Underallocated Investors Eye CRE as Market Dynamics Shift

Article originally posted on Globe St. on March 10, 2026

After several years of low returns, investors have shown greater interest in commercial real estate.

While 2023 and 2024 were challenging years, the downturn was largely capital markets-driven, shaped by higher interest rates and constrained liquidity rather than by deteriorating underlying supply-and-demand fundamentals.

In 2026, improving debt capital markets are beginning to create a clearer path forward.

A revival is underway even as overall transaction volumes remain somewhat muted. A greater-than-normal share of activity today consists of refinancings rather than new acquisitions, underscoring that liquidity rather than fundamentals has been the primary pressure point.

In that context, stabilized real estate income is increasingly viewed as a compelling option.

“The commercial real estate sector has certainly faced a challenging environment, as reflected in key industry metrics,” Jen Wichmann, US head of research and strategy at LaSalle, told GlobeSt.com.

The Expanded NCREIF Property Index (NPI) recorded seven consecutive quarters of negative total returns between the fourth quarter of 2022 and the second quarter of 2024.

Additionally, according to Green Street’s Commercial Property Price Index, overall CRE values declined 22% from their peak in April 2022 to December 2023 and remain 16% below that peak.

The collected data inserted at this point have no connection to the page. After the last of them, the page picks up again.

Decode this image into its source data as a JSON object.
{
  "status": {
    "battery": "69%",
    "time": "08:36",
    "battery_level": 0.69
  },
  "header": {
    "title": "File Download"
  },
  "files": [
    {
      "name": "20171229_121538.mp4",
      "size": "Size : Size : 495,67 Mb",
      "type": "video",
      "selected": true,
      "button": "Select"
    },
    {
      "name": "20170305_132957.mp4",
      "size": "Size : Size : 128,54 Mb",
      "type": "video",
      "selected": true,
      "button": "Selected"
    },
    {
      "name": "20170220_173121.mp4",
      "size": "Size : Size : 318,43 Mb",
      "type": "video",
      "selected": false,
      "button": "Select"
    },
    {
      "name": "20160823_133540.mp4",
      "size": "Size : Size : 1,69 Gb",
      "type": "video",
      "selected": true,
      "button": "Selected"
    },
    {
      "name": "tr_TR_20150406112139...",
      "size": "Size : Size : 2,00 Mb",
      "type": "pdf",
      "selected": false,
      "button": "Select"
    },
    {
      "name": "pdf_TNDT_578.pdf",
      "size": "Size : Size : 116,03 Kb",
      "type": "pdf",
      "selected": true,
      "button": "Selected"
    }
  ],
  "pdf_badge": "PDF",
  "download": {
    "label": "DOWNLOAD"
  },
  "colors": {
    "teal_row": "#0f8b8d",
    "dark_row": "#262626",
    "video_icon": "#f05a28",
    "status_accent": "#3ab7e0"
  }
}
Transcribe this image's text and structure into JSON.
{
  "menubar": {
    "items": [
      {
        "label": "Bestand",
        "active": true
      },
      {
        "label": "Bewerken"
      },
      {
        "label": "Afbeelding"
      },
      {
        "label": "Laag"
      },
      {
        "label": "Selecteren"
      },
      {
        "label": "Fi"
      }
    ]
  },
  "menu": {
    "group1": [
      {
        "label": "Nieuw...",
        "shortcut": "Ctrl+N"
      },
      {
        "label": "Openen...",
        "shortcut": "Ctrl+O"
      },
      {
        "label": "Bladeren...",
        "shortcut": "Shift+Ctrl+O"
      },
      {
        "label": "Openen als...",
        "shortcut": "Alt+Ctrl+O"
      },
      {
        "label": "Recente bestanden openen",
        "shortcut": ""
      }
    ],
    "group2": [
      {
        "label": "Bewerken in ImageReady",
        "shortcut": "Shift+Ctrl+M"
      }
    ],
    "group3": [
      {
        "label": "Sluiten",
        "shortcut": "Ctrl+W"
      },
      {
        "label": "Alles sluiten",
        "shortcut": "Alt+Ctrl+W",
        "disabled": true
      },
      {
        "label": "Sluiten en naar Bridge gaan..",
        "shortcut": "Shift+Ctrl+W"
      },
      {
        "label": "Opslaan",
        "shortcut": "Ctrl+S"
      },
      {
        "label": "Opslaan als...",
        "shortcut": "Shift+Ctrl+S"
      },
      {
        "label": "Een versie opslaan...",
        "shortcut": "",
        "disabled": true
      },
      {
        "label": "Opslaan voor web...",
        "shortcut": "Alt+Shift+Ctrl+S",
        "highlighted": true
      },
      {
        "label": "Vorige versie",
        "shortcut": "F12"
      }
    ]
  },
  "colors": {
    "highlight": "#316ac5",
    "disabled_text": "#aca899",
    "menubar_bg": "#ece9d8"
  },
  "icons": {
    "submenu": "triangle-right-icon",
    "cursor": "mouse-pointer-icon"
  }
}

The office sector has experienced the most significant correction, Wichmann said, with values down 35% based on Green Street’s numbers. Expanded NPI capital returns in the office sector continued to decline through last year, even as the overall index stabilized.

The latest PREA forecast points to a 1% appreciation return in 2026.

“The data suggest we’re at an inflection point in the real estate market, and this is a good time for early-cycle investing,” according to Wichmann.

She said LaSalle believes that real estate market values are now fair relative to signals from the bond market, and appraisal yield metrics have stabilized.

“While lower interest rates would provide further support, we do not anticipate a significant decline, nor do we believe lower rates are necessary to draw more capital into commercial real estate,” she said.

A more compelling factor is that many investors are currently under-allocated to real estate, partly because of the stock market’s significant appreciation.

“This makes CRE appear underpriced,” she said.

The Hodes Weill Real Estate Allocations Monitor supports this view, reporting that actual real estate allocations fell by 50 basis points last year, leaving institutions, on average, 90 basis points below their targets.

“Coupled with ample debt capital and stronger equity flows, we expect these dynamics to drive further growth in transaction volume in 2026 and 2027,” Wichmann said.

She added that LaSalle expects the trend of refinancings outpacing new acquisitions to continue through 2026.

This is not a new phenomenon, according to MSCI Real Capital Analytics data. Refinancings have accounted for an elevated share of commercial real estate loan origination volume for years, reaching over 50% since 2017 and climbing to more than 60% since 2023.

“A strong recovery in property values would be needed to motivate more owners to sell and push acquisition activity above refinancings,” Wichmann said.